The British press has been singing the praises of Wilson’s wise, brutally honest, expansive consideration of Lawrence’s “middle years” — the time from 1915 to 1925 when he wrote Women in Love and The Rainbow , exiled himself from England, and tried to found a utopian community in New Mexico. American readers haven’t picked up on it yet, but it’s time to change that! For all the hoo-ha that once surrounded his reputation and antics, Lawrence is now considered a sturdy, capital- I Important writer. Nonetheless, his novels don’t make it to syllabi, and his life hasn’t been called up for a feverish prestige biopic. Wilson writes without undue flattery or inflation about this decade of Lawrence’s life, when he was convicted of spying for Germany and darted across America to meet a mildly mad heiress and produced some of the century’s most enduring novels. This is a biography on fire, brilliant with tiny anecdotes and broad assertions about English literature alike.
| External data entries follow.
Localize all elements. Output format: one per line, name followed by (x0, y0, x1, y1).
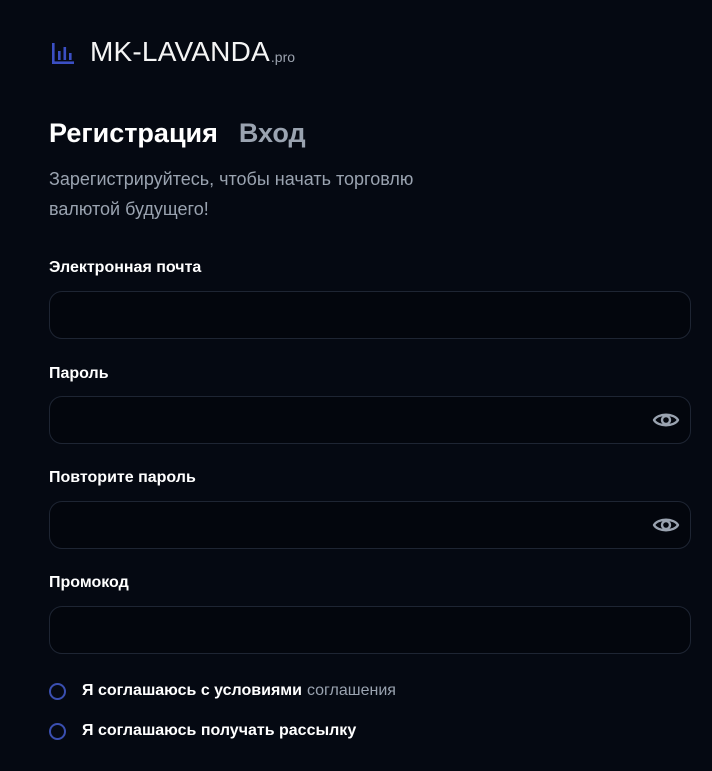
tab-login[interactable]: Вход (239, 115, 306, 151)
registration-page: MK-LAVANDA .pro Регистрация Вход Зарегис… (0, 0, 712, 771)
brand-name: MK-LAVANDA (90, 36, 270, 67)
auth-tabs: Регистрация Вход (49, 115, 306, 151)
eye-icon[interactable] (652, 513, 680, 537)
password-field-wrapper (49, 396, 691, 444)
eye-icon[interactable] (652, 408, 680, 432)
repeat-password-label: Повторите пароль (49, 469, 196, 486)
repeat-password-field-wrapper (49, 501, 691, 549)
email-field-wrapper (49, 291, 691, 339)
terms-radio[interactable] (49, 682, 66, 700)
password-field[interactable] (50, 397, 690, 443)
newsletter-text: Я соглашаюсь получать рассылку (82, 722, 357, 739)
bar-chart-icon (50, 40, 76, 66)
email-label: Электронная почта (49, 259, 202, 276)
terms-link[interactable]: соглашения (307, 682, 396, 700)
terms-agreement-row: Я соглашаюсь с условиями соглашения (49, 681, 396, 701)
promo-label: Промокод (49, 574, 129, 591)
newsletter-radio[interactable] (49, 722, 66, 740)
tab-register[interactable]: Регистрация (49, 115, 218, 151)
email-field[interactable] (50, 292, 690, 338)
terms-text: Я соглашаюсь с условиями (82, 682, 302, 699)
logo[interactable]: MK-LAVANDA .pro (50, 36, 295, 68)
promo-field-wrapper (49, 606, 691, 654)
brand-suffix: .pro (270, 49, 296, 65)
promo-field[interactable] (50, 607, 690, 653)
subtitle: Зарегистрируйтесь, чтобы начать торговлю… (49, 169, 414, 219)
newsletter-agreement-row: Я соглашаюсь получать рассылку (49, 721, 356, 741)
password-label: Пароль (49, 365, 109, 382)
repeat-password-field[interactable] (50, 502, 690, 548)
Harlem Shuffle, by Colson Whitehead

Whitehead knows how to slither into a new literary identity with perfect ease. He started his career writing magic-sprinkled novels about zombies, elevator-repair workers, and John Henry before publishing The Underground Railroad in 2016 and The Nickel Boys in 2019, both investigations of cruelty inflicted upon Black Americans. These books became runaway hits of the change-the-author’s-life variety. How to switch things up again? Harlem Shuffle is a zooming, maniacal caper; the fact that it’s wrapped up in a historical novel is a sweet little bonus. There’s too much (read: just enough) plot for one sentence to do it justice, but let’s leave things here: A scheme by a madcap cast of characters to rob a swanky uptown hotel canters alongside a potent reconstruction of mid-century Harlem’s buoyant vibes.
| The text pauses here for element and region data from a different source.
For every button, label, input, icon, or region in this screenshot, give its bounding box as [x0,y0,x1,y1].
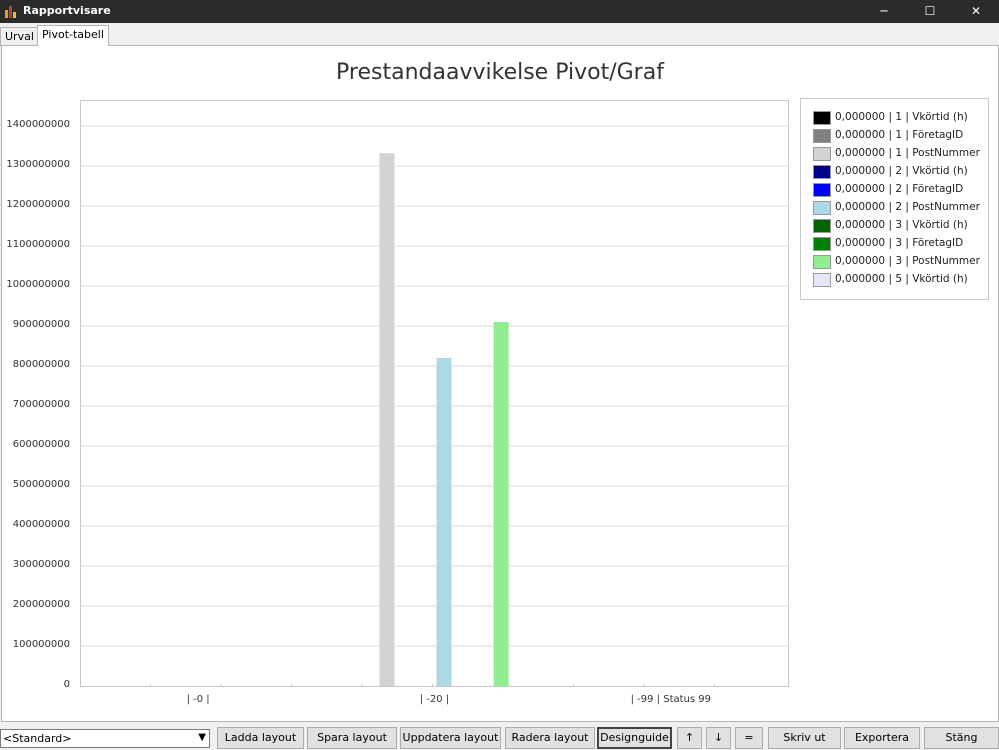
y-tick-label: 200000000 [12,599,70,610]
y-tick-label: 1000000000 [6,279,70,290]
legend-label: 0,000000 | 1 | FöretagID [835,129,964,141]
plot-frame [80,100,789,687]
legend-swatch [813,165,831,179]
bar [436,358,452,686]
x-tick-label: | -99 | Status 99 [630,694,712,705]
y-tick-label: 600000000 [12,439,70,450]
tab-strip: Urval Pivot-tabell [0,23,999,46]
update-layout-button[interactable]: Uppdatera layout [400,727,501,749]
save-layout-button[interactable]: Spara layout [307,727,397,749]
legend-swatch [813,237,831,251]
legend-label: 0,000000 | 2 | FöretagID [835,183,964,195]
y-tick-label: 800000000 [12,359,70,370]
close-button[interactable]: Stäng [924,727,999,749]
y-tick-label: 1100000000 [6,239,70,250]
bar-chart-plot [80,100,789,687]
legend-label: 0,000000 | 2 | Vkörtid (h) [835,165,968,177]
chevron-down-icon: ▼ [198,732,206,743]
load-layout-button[interactable]: Ladda layout [217,727,304,749]
legend-label: 0,000000 | 2 | PostNummer [835,201,980,213]
legend-swatch [813,183,831,197]
close-window-button[interactable]: ✕ [953,0,999,23]
x-tick-label: | -0 | [186,694,210,705]
legend-label: 0,000000 | 1 | PostNummer [835,147,980,159]
minimize-button[interactable]: ─ [861,0,907,23]
legend-swatch [813,201,831,215]
legend-swatch [813,273,831,287]
legend-label: 0,000000 | 3 | PostNummer [835,255,980,267]
bar [493,322,509,686]
y-tick-label: 100000000 [12,639,70,650]
y-tick-label: 400000000 [12,519,70,530]
chart-legend: 0,000000 | 1 | Vkörtid (h) 0,000000 | 1 |… [800,98,989,300]
legend-swatch [813,255,831,269]
app-icon [5,6,16,18]
legend-swatch [813,111,831,125]
legend-label: 0,000000 | 3 | FöretagID [835,237,964,249]
x-tick-label: | -20 | [419,694,450,705]
y-tick-label: 1400000000 [6,119,70,130]
y-tick-label: 300000000 [12,559,70,570]
legend-swatch [813,147,831,161]
legend-swatch [813,129,831,143]
y-tick-label: 0 [63,679,70,690]
bottom-toolbar: <Standard> ▼ Ladda layout Spara layout U… [0,722,999,750]
legend-swatch [813,219,831,233]
legend-label: 0,000000 | 5 | Vkörtid (h) [835,273,968,285]
legend-label: 0,000000 | 1 | Vkörtid (h) [835,111,968,123]
y-tick-label: 500000000 [12,479,70,490]
delete-layout-button[interactable]: Radera layout [505,727,595,749]
move-up-button[interactable]: ↑ [677,727,702,749]
maximize-button[interactable]: ☐ [907,0,953,23]
y-tick-label: 700000000 [12,399,70,410]
layout-select[interactable]: <Standard> ▼ [0,729,210,748]
y-tick-label: 900000000 [12,319,70,330]
designguide-button[interactable]: Designguide [597,727,672,749]
tab-pivot-tabell[interactable]: Pivot-tabell [37,25,109,46]
window-title: Rapportvisare [23,4,111,17]
title-bar: Rapportvisare ─ ☐ ✕ [0,0,999,23]
export-button[interactable]: Exportera [844,727,920,749]
move-down-button[interactable]: ↓ [706,727,731,749]
bar [379,153,395,686]
y-tick-label: 1300000000 [6,159,70,170]
legend-label: 0,000000 | 3 | Vkörtid (h) [835,219,968,231]
tab-urval[interactable]: Urval [0,27,39,46]
y-tick-label: 1200000000 [6,199,70,210]
equal-button[interactable]: = [735,727,763,749]
layout-select-value: <Standard> [3,732,72,745]
print-button[interactable]: Skriv ut [768,727,841,749]
chart-title: Prestandaavvikelse Pivot/Graf [336,60,664,85]
chart-panel: Prestandaavvikelse Pivot/Graf 0 100000000… [1,45,999,722]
The Days of Afrekete by Asali Solomon

Liselle is a private-school teacher in a tony Philadelphia neighborhood; her lawyer husband, Winn, just lost an election for state representative, and the FBI is investigating him for his campaign’s behavior. Set around a dinner party Liselle is reluctantly hosting, Solomon’s insightful  The Days of Afrekete  dives back and forth between Liselle’s cracking veneer and her memories of an intoxicating relationship (with the brilliant, unconventional Selena) that once constituted her world. It’s in the nitty-gritty that Solomon nails things — Liselle’s fretting over whether financial success has recast her as an out-of-touch Black woman; the rightfully chaotic depictions of sexually ambiguous entanglements. The publisher describes The Days of Afrekete as  Sula  plus  Mrs. Dalloway ; Toni Morrison and Virginia Woolf may be towering names to live up to, but Solomon is on the right track.
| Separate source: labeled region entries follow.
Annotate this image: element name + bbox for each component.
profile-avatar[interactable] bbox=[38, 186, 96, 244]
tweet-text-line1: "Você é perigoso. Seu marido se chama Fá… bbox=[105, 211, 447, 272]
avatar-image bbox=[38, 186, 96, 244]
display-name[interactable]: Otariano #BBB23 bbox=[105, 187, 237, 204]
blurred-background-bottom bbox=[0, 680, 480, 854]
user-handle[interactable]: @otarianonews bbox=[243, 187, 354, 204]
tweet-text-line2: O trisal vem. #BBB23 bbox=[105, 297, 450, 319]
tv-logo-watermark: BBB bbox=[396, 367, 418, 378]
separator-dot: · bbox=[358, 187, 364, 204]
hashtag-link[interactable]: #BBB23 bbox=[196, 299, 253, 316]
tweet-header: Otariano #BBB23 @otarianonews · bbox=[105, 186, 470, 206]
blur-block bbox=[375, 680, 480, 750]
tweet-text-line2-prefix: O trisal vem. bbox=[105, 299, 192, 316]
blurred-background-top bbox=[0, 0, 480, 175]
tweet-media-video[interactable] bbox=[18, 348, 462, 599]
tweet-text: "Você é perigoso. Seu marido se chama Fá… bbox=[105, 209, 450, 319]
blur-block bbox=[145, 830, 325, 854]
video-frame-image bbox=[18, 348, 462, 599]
Oh William! by Elizabeth Strout

The Lucy Barton universe keeps expanding. Strout published My Name Is Lucy Barton, the gentle blockbuster introducing the character, in 2016, then broadened the web with the interconnected stories in Anything Is Possible , set in Lucy’s quiet Illinois hometown. Now Strout has written a more linear follow-up with Oh William! , which takes place about 20 years after the events of the first book and sees Lucy widowed and reconnecting with her first husband, the titular William. Strout’s placid prose and unswerving style go down as easily as ever. In other hands, this novel might reek of franchise aspirations, but the Pulitzer-winning author remains as devoted as ever to storytelling that prods at life’s big questions about trauma, loneliness, and the search for a hand to hold in the dark.